Ringfort (Rath), Rampere, Co. Wicklow
Co. Wicklow |
Ringforts
A road has eaten into this ancient enclosure, claiming roughly a third of what was once a complete circle.
What remains sits at a break in a north-east-facing slope in Rampere, County Wicklow, the surviving earthwork curving away from the tarmac with a quiet stubbornness that centuries of agricultural pressure have not entirely overcome.
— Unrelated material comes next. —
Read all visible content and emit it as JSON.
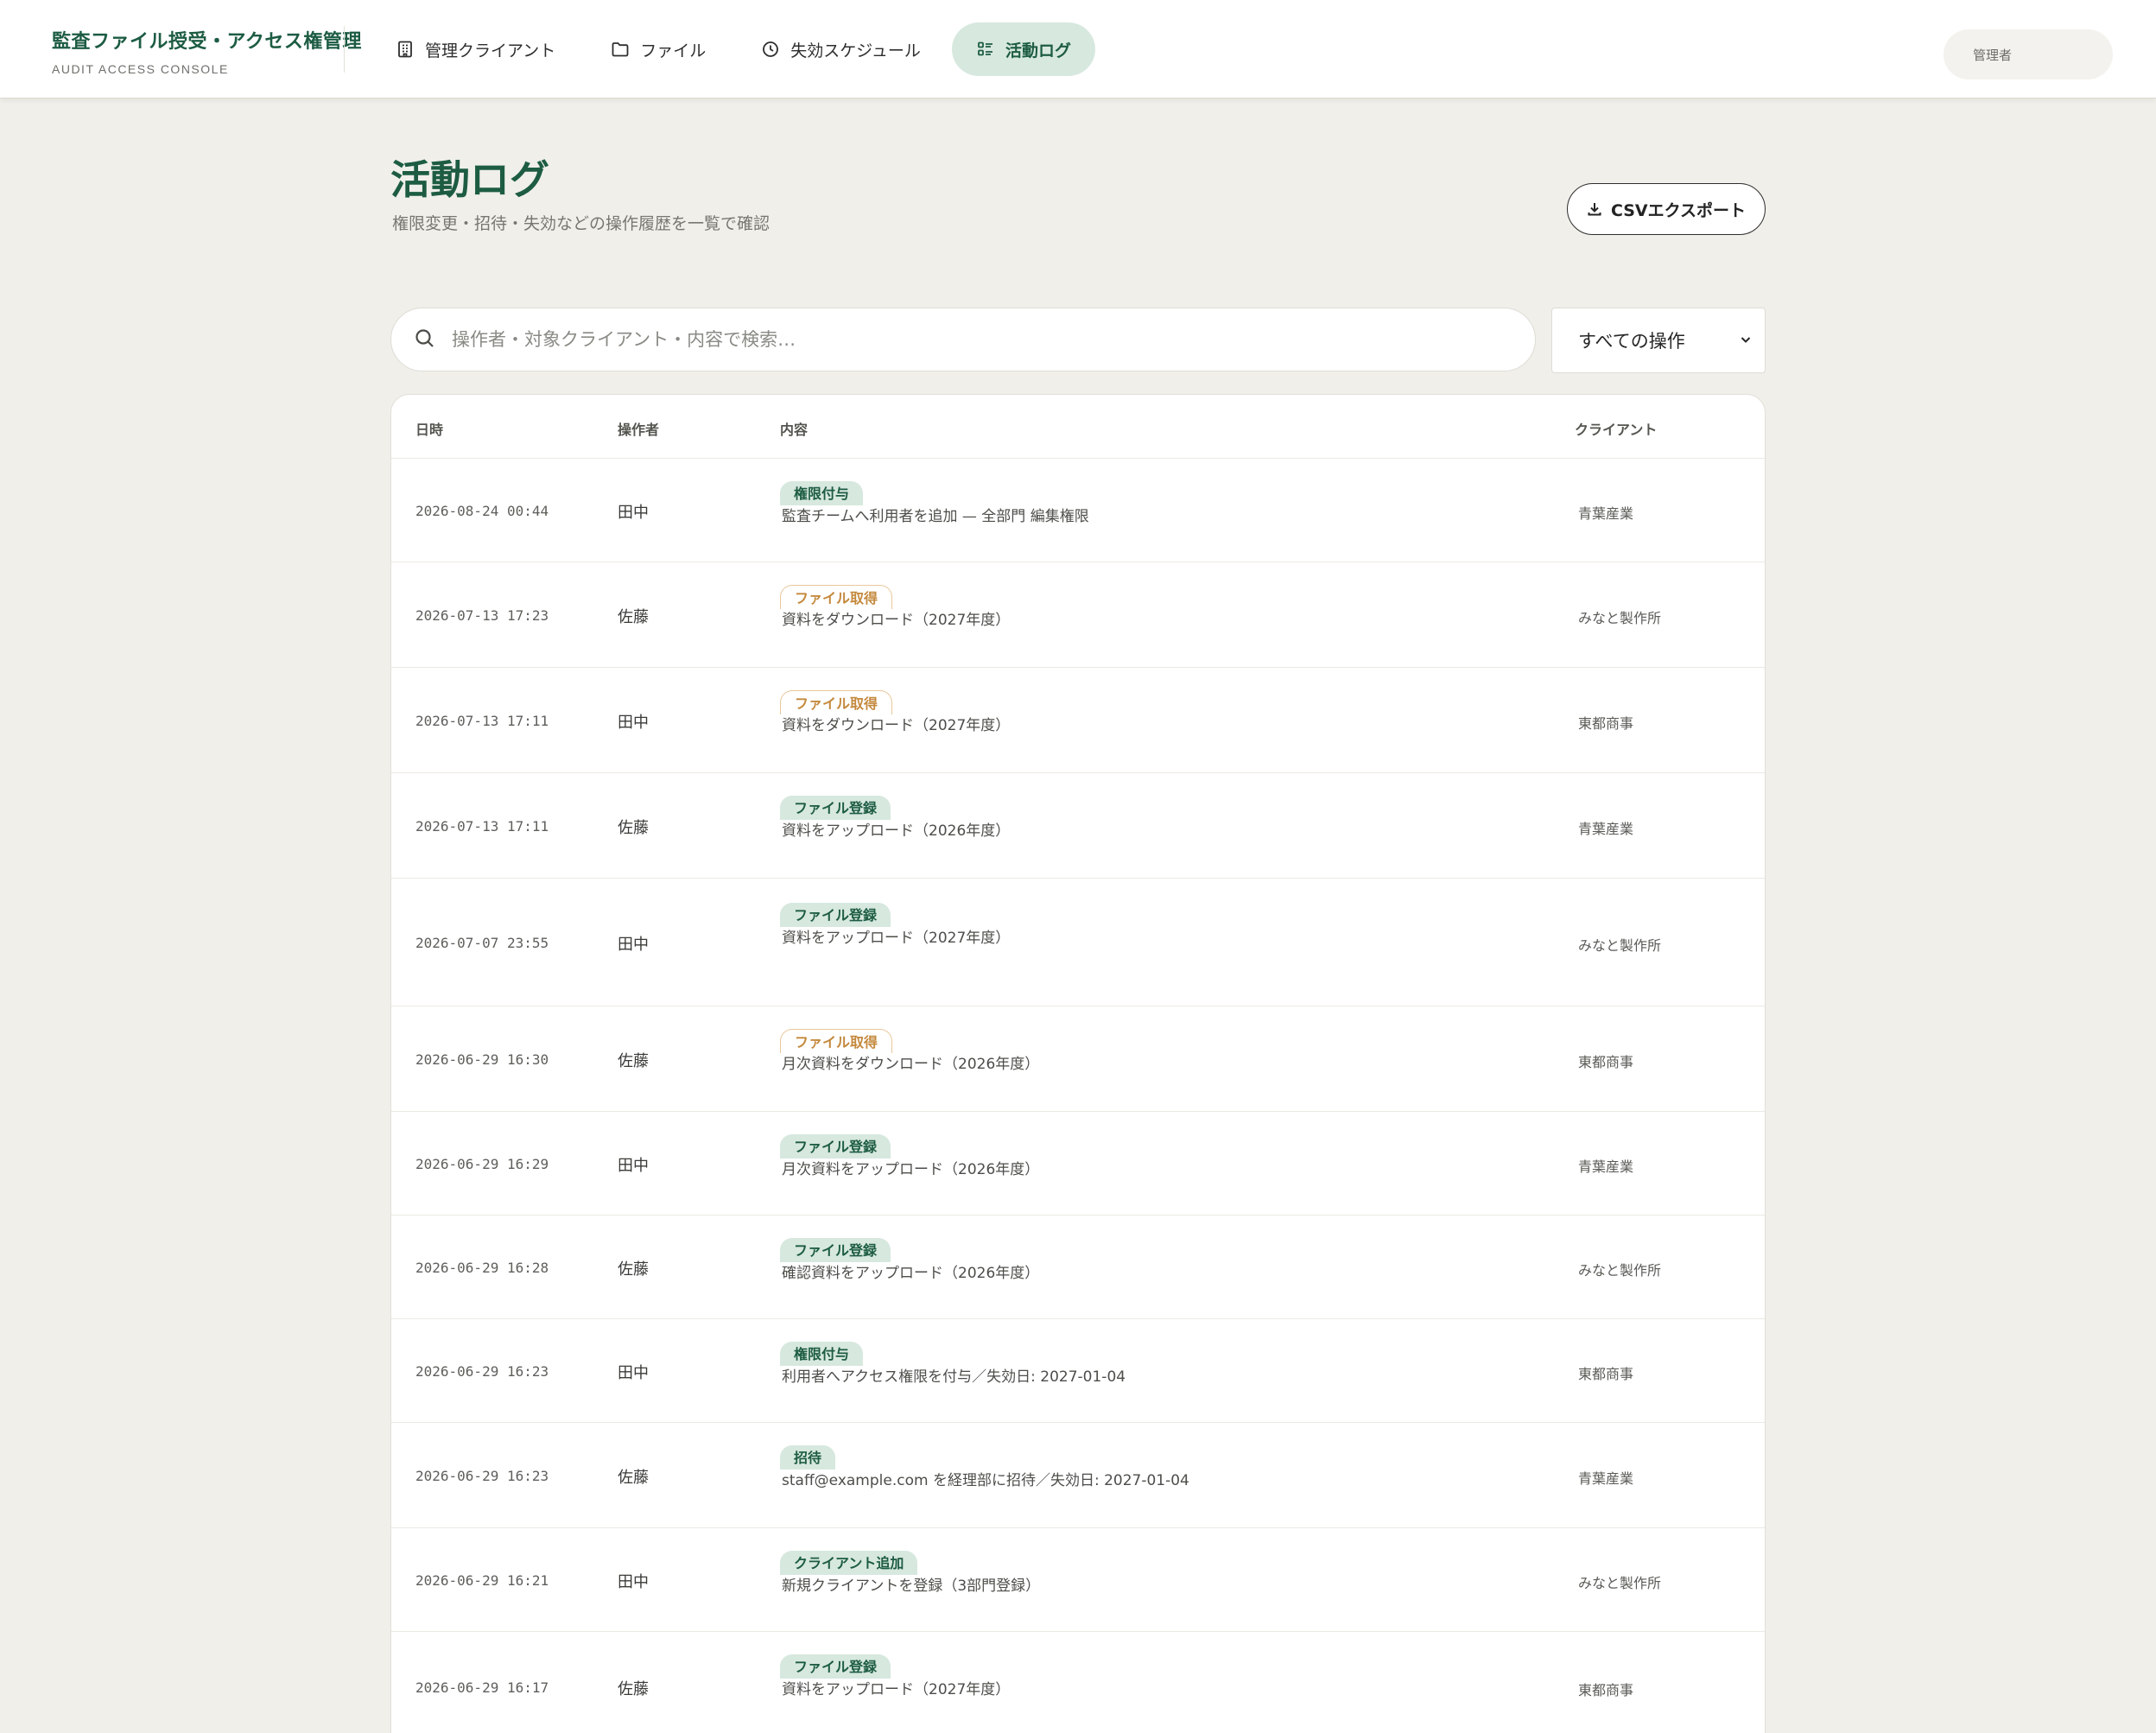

The site is a rath, the Irish term for a ringfort, a type of enclosed farmstead built in earthen or stone form across Ireland from roughly the Iron Age through the early medieval period. Most were homesteads rather than fortresses, the bank and fosse serving as much to define territory and contain livestock as to provide any serious military defence. This example is a reasonably substantial specimen: the circular enclosure measures 41 metres in diameter, defined by an earthen bank some 7.3 metres wide and standing up to 2 metres at its highest point. Around the outside runs a fosse, a shallow ditch, though here it is only poorly defined and measures around 4 metres in width. No trace of an original entrance has been identified, and no internal features are visible, which is not unusual for earthworks of this kind where centuries of ploughing, grazing, and general disturbance have erased surface evidence of whatever structures once stood inside the bank. The north-east-facing slope on which it sits would have offered a degree of natural drainage, a practical consideration that early medieval farmers understood well.